When I conduct seminars-presentations…on the contributory role and value of IA’s, it’s rewarding to introduce practitioners, most of whom are already variously successful, to practical recognition-application side of IA’s, especially those which have been produced by and embedded in a company’s products and/or services, but still may be variously overlooked or familiarity falls short of the assets’ effective-profitable-sustainable exploitation. For these and multiple other reasons, this contributes to consistent interest in and high attendance for my seminars and presentations. Both are supported of course by broadening realization that intangible assets are essential to business competitive positioning, thus important to learn about.
It’s instructive to recognize also, how business leadership and management team reluctance to engage their intangible assets manifests – is conveyed, e.g.,
• skepticism about outcomes and/or returns.
• concern that doing so would be (too) disruptive to a company’s
operating culture and processes
• satisfaction with current (past) practice.
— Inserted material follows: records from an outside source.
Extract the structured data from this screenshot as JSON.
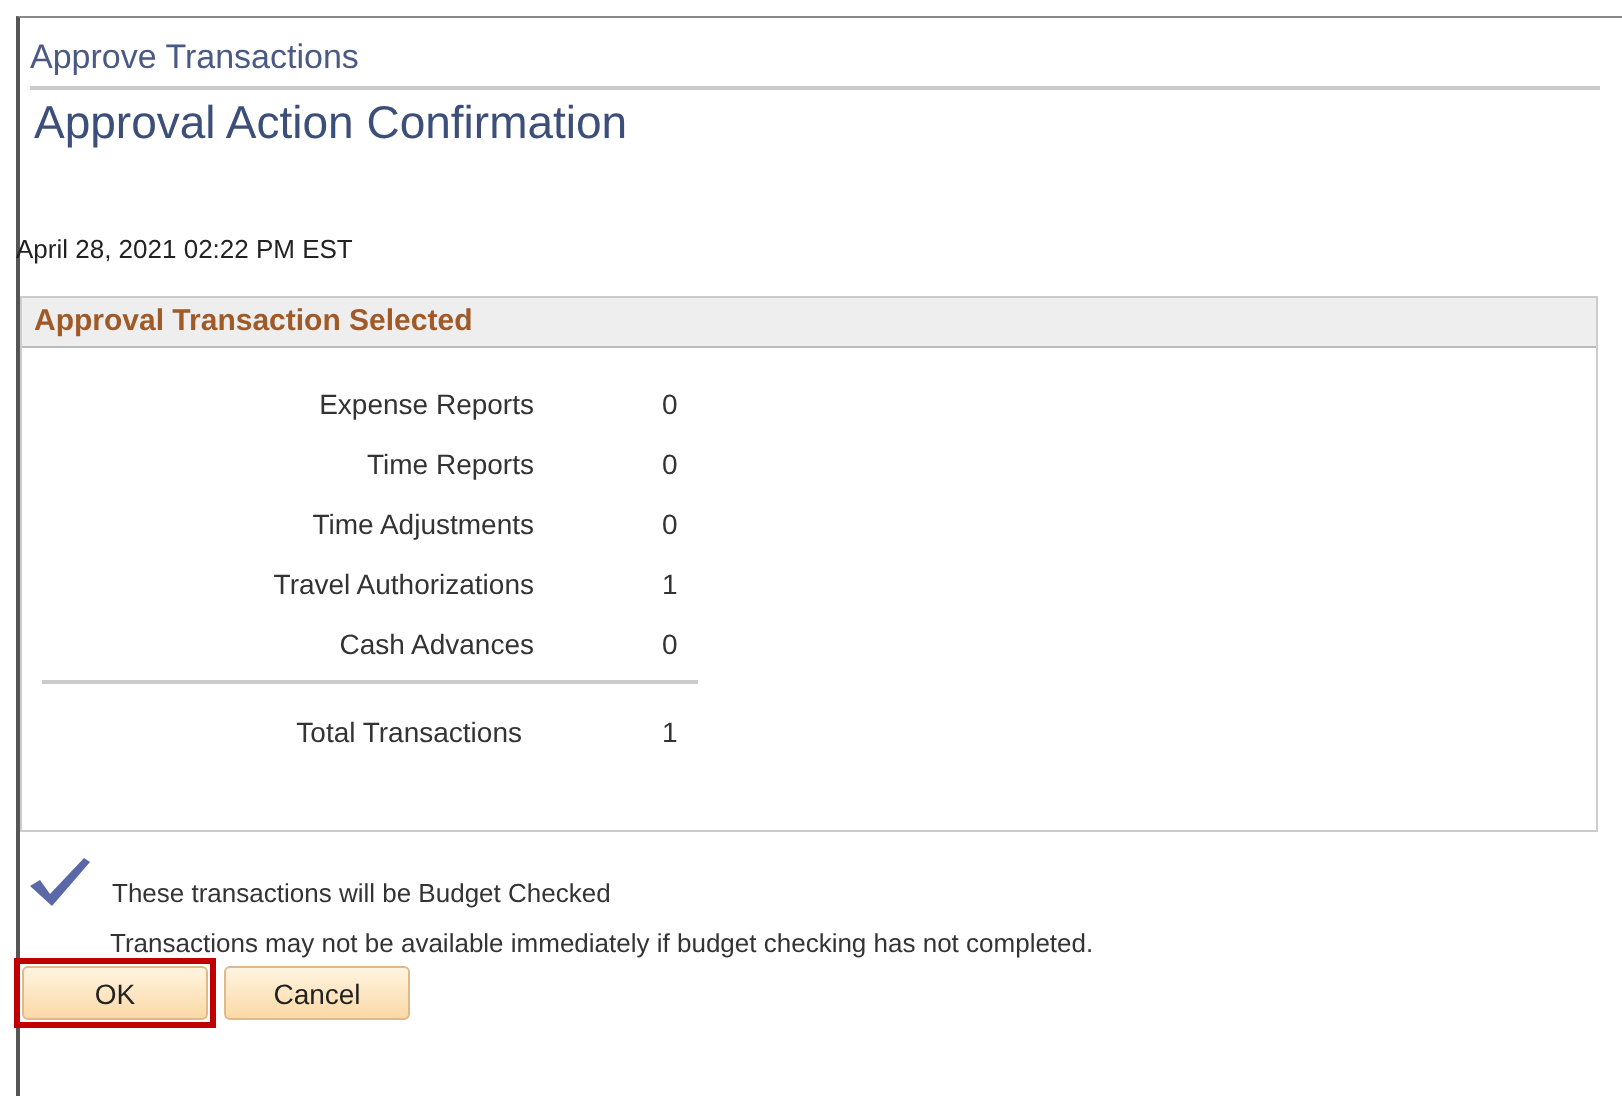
{
  "page_title": "Approve Transactions",
  "heading": "Approval Action Confirmation",
  "timestamp": "April 28, 2021 02:22 PM EST",
  "panel": {
    "title": "Approval Transaction Selected",
    "rows": [
      {
        "label": "Expense Reports",
        "value": "0"
      },
      {
        "label": "Time Reports",
        "value": "0"
      },
      {
        "label": "Time Adjustments",
        "value": "0"
      },
      {
        "label": "Travel Authorizations",
        "value": "1"
      },
      {
        "label": "Cash Advances",
        "value": "0"
      }
    ],
    "total": {
      "label": "Total Transactions",
      "value": "1"
    }
  },
  "messages": [
    "These transactions will be Budget Checked",
    "Transactions may not be available immediately if budget checking has not completed."
  ],
  "buttons": [
    {
      "label": "OK",
      "highlighted": true
    },
    {
      "label": "Cancel",
      "highlighted": false
    }
  ]
}
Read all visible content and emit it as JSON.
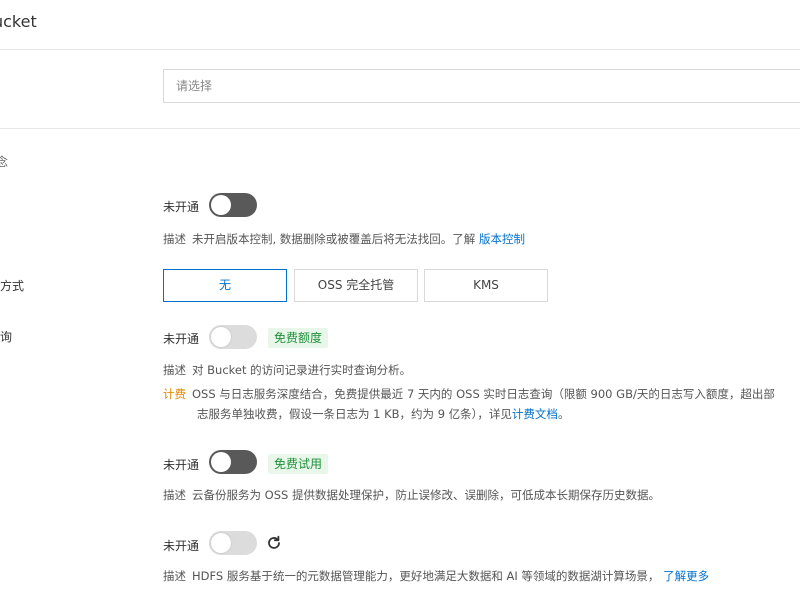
{
  "header": {
    "title": "Bucket"
  },
  "region": {
    "placeholder": "请选择"
  },
  "side_labels": {
    "encryption": "方式",
    "log_query": "询"
  },
  "versioning": {
    "status": "未开通",
    "desc_label": "描述",
    "desc_text": "未开启版本控制, 数据删除或被覆盖后将无法找回。了解",
    "link": "版本控制"
  },
  "encryption": {
    "options": [
      "无",
      "OSS 完全托管",
      "KMS"
    ],
    "selected": "无"
  },
  "realtime_log": {
    "status": "未开通",
    "badge": "免费额度",
    "desc_label": "描述",
    "desc_text": "对 Bucket 的访问记录进行实时查询分析。",
    "billing_label": "计费",
    "billing_line1": "OSS 与日志服务深度结合，免费提供最近 7 天内的 OSS 实时日志查询（限额 900 GB/天的日志写入额度，超出部",
    "billing_line2": "志服务单独收费，假设一条日志为 1 KB，约为 9 亿条），详见",
    "billing_link": "计费文档",
    "billing_end": "。"
  },
  "backup": {
    "status": "未开通",
    "badge": "免费试用",
    "desc_label": "描述",
    "desc_text": "云备份服务为 OSS 提供数据处理保护，防止误修改、误删除，可低成本长期保存历史数据。"
  },
  "hdfs": {
    "status": "未开通",
    "refresh_icon": "refresh-icon",
    "desc_label": "描述",
    "desc_text": "HDFS 服务基于统一的元数据管理能力，更好地满足大数据和 AI 等领域的数据湖计算场景，",
    "link": "了解更多"
  },
  "colors": {
    "link": "#0070cc",
    "badge_bg": "#e8f7ea",
    "badge_text": "#1f8f39",
    "billing_label": "#e08900"
  }
}
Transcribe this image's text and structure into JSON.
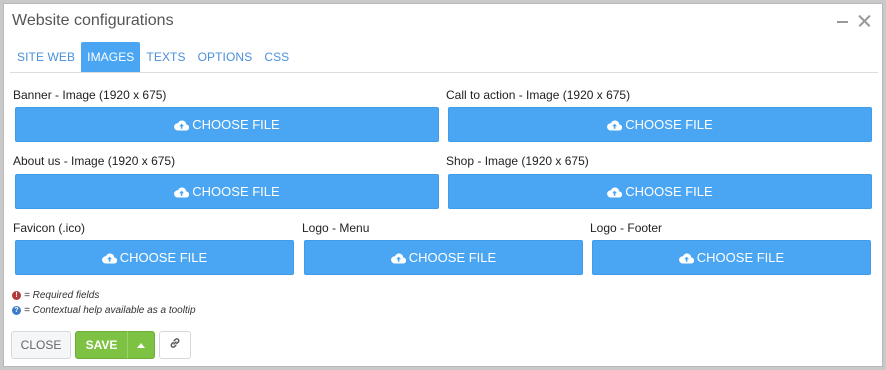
{
  "window": {
    "title": "Website configurations"
  },
  "tabs": [
    {
      "label": "SITE WEB",
      "active": false
    },
    {
      "label": "IMAGES",
      "active": true
    },
    {
      "label": "TEXTS",
      "active": false
    },
    {
      "label": "OPTIONS",
      "active": false
    },
    {
      "label": "CSS",
      "active": false
    }
  ],
  "fields": {
    "banner": {
      "label": "Banner - Image (1920 x 675)",
      "button": "CHOOSE FILE"
    },
    "cta": {
      "label": "Call to action - Image (1920 x 675)",
      "button": "CHOOSE FILE"
    },
    "about": {
      "label": "About us - Image (1920 x 675)",
      "button": "CHOOSE FILE"
    },
    "shop": {
      "label": "Shop - Image (1920 x 675)",
      "button": "CHOOSE FILE"
    },
    "favicon": {
      "label": "Favicon (.ico)",
      "button": "CHOOSE FILE"
    },
    "logo_menu": {
      "label": "Logo - Menu",
      "button": "CHOOSE FILE"
    },
    "logo_footer": {
      "label": "Logo - Footer",
      "button": "CHOOSE FILE"
    }
  },
  "legend": {
    "required": "= Required fields",
    "help": "= Contextual help available as a tooltip"
  },
  "footer": {
    "close_label": "CLOSE",
    "save_label": "SAVE"
  },
  "colors": {
    "accent_blue": "#4aa6f2",
    "save_green": "#7dc242",
    "required_red": "#b33a3a",
    "help_blue": "#3a7cc9"
  },
  "icons": {
    "upload": "cloud-upload-icon",
    "link": "link-icon",
    "minimize": "minimize-icon",
    "close": "close-icon"
  }
}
I am not inferring…companies-businesses will never become successful, profitable, or sustainable without first thoroughly and consistently engaging their intangible assets. Experiential observations do indicate however that in numerous instances, if-when a company achieves success financially, or otherwise, such success will likely occur at a slower pace and unnecessarily incur various starts, stops, re-starts, wrong turns, missteps, miscues, and missed opportunities. Some missteps can be clearly and legitimately attributed to…
• operational unfamiliarity how to exploit and safeguard their
• holding conventional and misleading assumptions about when, where,
and how company value, revenue, and competitive advantage
To draw a finer point on this issue, my experiences as an intangible asset strategist indicate company leadership who exhibit indifference to their internally developed IA’s, become fertile ground for…
• reputation – brand risks to materialize, and
• employee disenchantment influenced by confusing, redundant, and/or
cross purposed use of intellectual, relationship, structural, and
creative capital, thereby contributing little, if any value, revenue,
competitive advantage, or sustainability to a company.